Well, here’s a history lesson you didn’t learn during that bullshit Social Studies class in elementary school: In 1945, a top secret Nazi space program escaped Allied forces by setting up shop on the Dark Side of the Moon.
That’s the premise of “Iron Sky,” directed by Timo Vuorensola. Steampunk Space Nazis construct a gigantic Swastika-shaped Moon fortress and sweet ass flying saucers and interstellar zeppelins, waiting for the perfect time to invade Earth and eradicate the sub-humans inhabiting it.
Meanwhile, it’s the year 2018. A facsimile of Sarah Palin (Stephanie Paul) is the President of the United States and the whole world has gone to shit – with one exception, we’re going back to the Moon – and this time we’re sending a black man.
James Washington (Christopher Kirby) is the first black man to go into space (complete with black space suit), but he gets more than he bargained for when he stumbles across the Nazi colony and they vaporize his token white astronaut companion.

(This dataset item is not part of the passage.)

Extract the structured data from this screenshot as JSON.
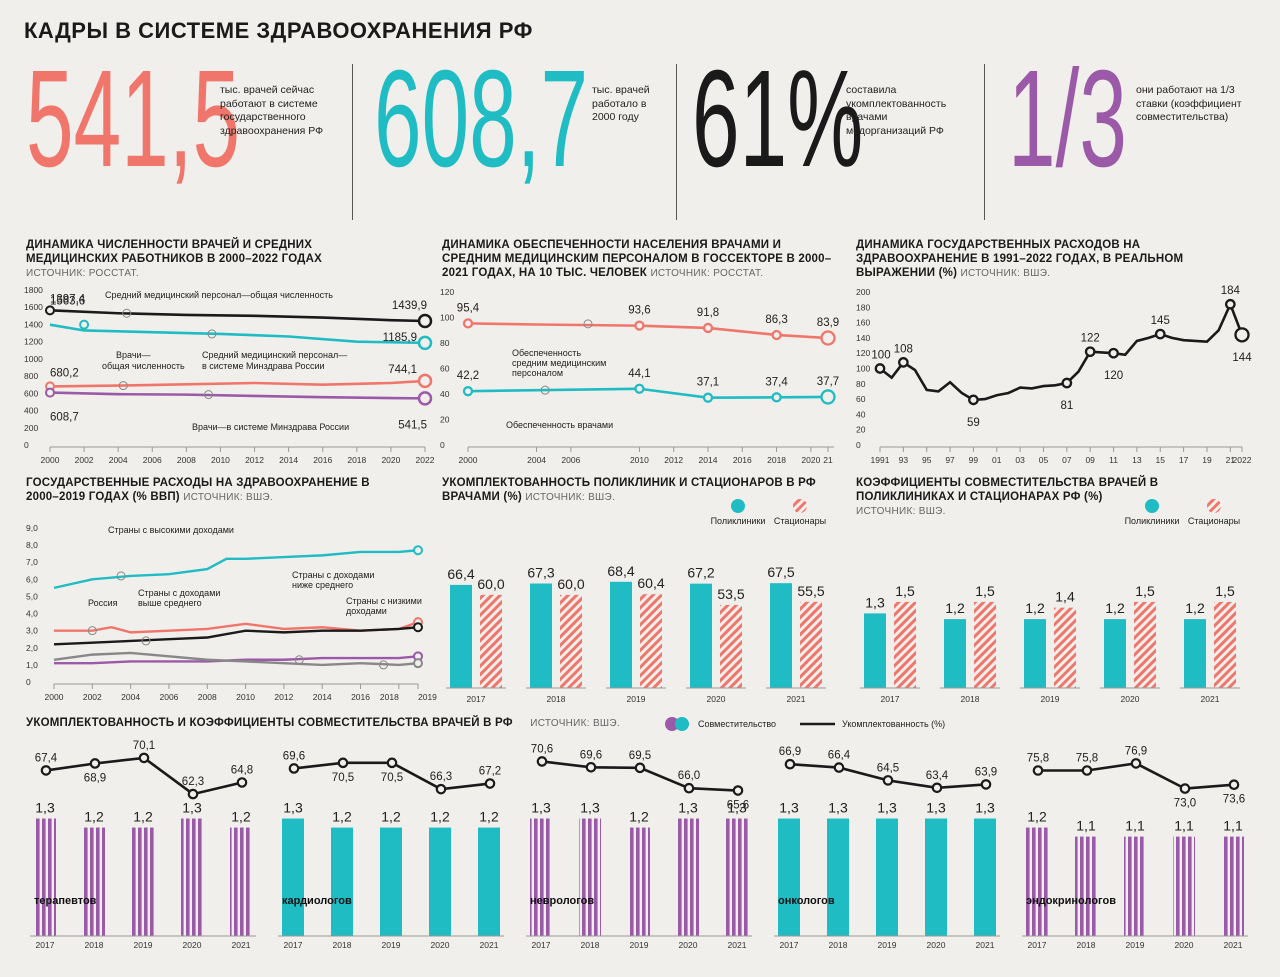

The Moon Führer (Udo Kier) is skeptical of Washington’s claims that the mission is just a publicity stunt and considers the negro astronaut a scout for an imminent attack by Earth forces. Obviously the Fourth Reich must act swiftly!
Two Nazi officers, the ruthless Klaus Adler (Götz Otto) and idealistic Renate Richter (Julia Dietze), travel to Earth to prepare the invasion as an armada of Nazi UFOs prepare for attack.
In the spirit of grindhouse exploitation films, “Iron Sky” feels right at home with movies like “Black Dynamite” and “Planet Terror.” With a budget of only $10 million (most of which was crowd funded), “Iron Sky” features some impressive special effects that could compete with blockbusters like “Transformers.”
Is it a great film? No. Is it ridiculously entertaining? Hell yes. If you’re expecting “Schindler’s List” in space you might have another thing coming, but if you want to see sweet-ass steampunk space Nazis, this is the movie for you.
I only wish they would have gone further – there’s a lot of potential in the concept that didn’t feel entirely realized. It seems like the filmmakers were forced to be restrained because of the obvious social issues related to the Nazis, World War II and the Holocaust, but “Iron Sky” could have really benefited from crossing more boundaries and going even more over-the-top.